Accepted submission by takyon at 2018-02-28 23:17:58
Science

The Experiment to Detect Global EoR Signature [wikipedia.org] (EDGES) has found evidence of the universe's first stars [latimes.com] by detecting an absorption feature at 78 MHz (redshifted from 1.42 GHz [wikipedia.org]). In a second paper, the astronomers say that "this absorption can be explained by the combination of radiation from the first stars and excess cooling of the cosmic gas induced by its interaction with dark matter":

Using a deceptively simple antenna roughly the size and shape of a dinner table, radio astronomers have made an unprecedented discovery: telltale fingerprints from the earliest stars in the cosmos, pressed into the afterglow of the universe's birth. That signal, imprinted more deeply into the Big Bang's afterglow than scientists expected, could reveal much about the universe's youth and hint at the nature of dark matter, that mysterious substance that far outweighs all the normal matter in existence.

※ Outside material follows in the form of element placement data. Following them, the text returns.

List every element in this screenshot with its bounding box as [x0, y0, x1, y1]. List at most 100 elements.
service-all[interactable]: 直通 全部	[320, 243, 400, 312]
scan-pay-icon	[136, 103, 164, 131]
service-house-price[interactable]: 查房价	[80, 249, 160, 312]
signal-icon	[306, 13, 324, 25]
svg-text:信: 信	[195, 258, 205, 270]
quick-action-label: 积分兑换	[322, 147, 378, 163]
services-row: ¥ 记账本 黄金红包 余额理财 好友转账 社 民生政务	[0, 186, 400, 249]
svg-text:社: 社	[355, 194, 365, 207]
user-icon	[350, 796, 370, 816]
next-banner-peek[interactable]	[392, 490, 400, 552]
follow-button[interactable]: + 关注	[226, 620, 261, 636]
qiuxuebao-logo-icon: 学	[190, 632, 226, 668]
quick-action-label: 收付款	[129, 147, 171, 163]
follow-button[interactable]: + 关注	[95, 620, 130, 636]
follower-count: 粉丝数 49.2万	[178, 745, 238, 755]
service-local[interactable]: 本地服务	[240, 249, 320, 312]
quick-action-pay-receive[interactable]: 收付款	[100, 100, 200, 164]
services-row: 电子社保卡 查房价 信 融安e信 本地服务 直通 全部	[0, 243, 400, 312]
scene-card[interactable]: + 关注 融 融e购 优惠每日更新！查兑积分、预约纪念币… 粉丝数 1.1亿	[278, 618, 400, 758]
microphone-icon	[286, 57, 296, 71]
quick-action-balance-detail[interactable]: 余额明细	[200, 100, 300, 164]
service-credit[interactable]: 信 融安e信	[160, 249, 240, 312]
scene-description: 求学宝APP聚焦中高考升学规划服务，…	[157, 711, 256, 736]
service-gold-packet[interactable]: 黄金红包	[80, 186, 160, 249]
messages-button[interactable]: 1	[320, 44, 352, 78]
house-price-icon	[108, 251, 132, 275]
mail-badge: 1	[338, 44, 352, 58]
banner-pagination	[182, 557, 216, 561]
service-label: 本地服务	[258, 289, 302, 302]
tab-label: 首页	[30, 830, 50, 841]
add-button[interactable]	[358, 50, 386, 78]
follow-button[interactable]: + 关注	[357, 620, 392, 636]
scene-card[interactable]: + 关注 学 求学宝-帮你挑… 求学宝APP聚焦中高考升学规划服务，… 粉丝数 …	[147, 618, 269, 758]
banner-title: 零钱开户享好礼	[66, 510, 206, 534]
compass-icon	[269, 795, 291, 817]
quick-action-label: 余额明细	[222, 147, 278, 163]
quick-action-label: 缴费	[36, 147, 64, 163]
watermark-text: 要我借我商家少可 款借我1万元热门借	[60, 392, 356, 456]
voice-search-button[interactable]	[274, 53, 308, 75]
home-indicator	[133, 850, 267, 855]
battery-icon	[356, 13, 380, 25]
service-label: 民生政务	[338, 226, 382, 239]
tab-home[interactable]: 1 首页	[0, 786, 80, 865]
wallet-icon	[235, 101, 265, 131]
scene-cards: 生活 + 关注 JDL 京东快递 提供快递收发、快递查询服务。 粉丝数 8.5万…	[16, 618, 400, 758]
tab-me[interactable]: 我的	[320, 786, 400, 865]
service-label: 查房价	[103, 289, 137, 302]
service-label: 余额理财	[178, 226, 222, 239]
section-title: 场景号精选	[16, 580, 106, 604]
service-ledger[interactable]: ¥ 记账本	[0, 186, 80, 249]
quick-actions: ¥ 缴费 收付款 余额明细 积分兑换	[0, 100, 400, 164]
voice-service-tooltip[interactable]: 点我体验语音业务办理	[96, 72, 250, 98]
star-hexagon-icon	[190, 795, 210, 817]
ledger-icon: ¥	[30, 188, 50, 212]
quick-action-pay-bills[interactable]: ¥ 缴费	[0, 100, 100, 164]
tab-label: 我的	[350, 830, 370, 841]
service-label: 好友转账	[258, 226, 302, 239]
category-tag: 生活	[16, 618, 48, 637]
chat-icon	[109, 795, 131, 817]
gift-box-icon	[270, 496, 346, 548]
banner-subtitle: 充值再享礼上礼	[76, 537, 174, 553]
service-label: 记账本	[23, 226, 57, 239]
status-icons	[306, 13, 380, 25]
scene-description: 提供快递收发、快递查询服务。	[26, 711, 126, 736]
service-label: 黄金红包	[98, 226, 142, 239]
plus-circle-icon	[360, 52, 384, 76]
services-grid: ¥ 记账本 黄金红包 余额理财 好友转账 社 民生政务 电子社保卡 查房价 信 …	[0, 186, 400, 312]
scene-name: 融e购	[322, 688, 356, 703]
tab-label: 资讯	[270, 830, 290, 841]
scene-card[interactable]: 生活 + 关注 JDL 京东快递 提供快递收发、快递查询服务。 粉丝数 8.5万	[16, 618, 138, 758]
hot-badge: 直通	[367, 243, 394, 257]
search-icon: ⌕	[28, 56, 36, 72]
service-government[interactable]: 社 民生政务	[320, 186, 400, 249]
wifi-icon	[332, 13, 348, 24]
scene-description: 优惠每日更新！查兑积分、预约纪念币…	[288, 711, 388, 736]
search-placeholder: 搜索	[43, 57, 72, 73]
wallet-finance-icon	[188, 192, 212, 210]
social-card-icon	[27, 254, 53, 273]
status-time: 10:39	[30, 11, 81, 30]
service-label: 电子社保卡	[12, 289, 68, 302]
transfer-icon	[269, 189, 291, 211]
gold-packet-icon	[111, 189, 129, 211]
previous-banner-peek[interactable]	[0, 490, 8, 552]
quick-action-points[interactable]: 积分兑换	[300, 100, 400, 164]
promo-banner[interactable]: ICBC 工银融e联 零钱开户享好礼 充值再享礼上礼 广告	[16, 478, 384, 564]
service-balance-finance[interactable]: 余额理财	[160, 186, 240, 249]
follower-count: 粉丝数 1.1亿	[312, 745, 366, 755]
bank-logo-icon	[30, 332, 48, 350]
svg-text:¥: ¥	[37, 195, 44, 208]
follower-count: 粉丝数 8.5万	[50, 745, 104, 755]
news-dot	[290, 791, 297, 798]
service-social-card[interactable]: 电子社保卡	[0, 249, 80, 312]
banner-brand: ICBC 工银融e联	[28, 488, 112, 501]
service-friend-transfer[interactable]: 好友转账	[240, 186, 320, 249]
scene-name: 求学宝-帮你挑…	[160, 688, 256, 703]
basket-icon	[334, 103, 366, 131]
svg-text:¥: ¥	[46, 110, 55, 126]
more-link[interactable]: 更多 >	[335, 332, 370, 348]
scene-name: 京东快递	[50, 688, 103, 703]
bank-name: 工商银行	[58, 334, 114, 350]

The findings [nature.com] [DOI: 10.1038/nature25792] [DX [doi.org]] and the theoretical work [nature.com] [DOI: 10.1038/nature25791] [DX [doi.org]] describing dark matter's potential role, described in two papers in the journal Nature, excited theoretical and experimental physicists alike.

"To my mind ... it's Nobel Prize-worthy twice, if it's real," said Avi Loeb, a Harvard University theoretical astrophysicist who was not involved in the research. "Not only did they detect the signal, but it actually is bigger than one can accommodate in the standard cosmological model. And you need new physics in order to explain a signal as big as they detected."

The first (short-lived) stars formed around 180 million years after the Big Bang.

Also at Ars Technica [arstechnica.com], Sky & Telescope [skyandtelescope.com], and The Verge [theverge.com].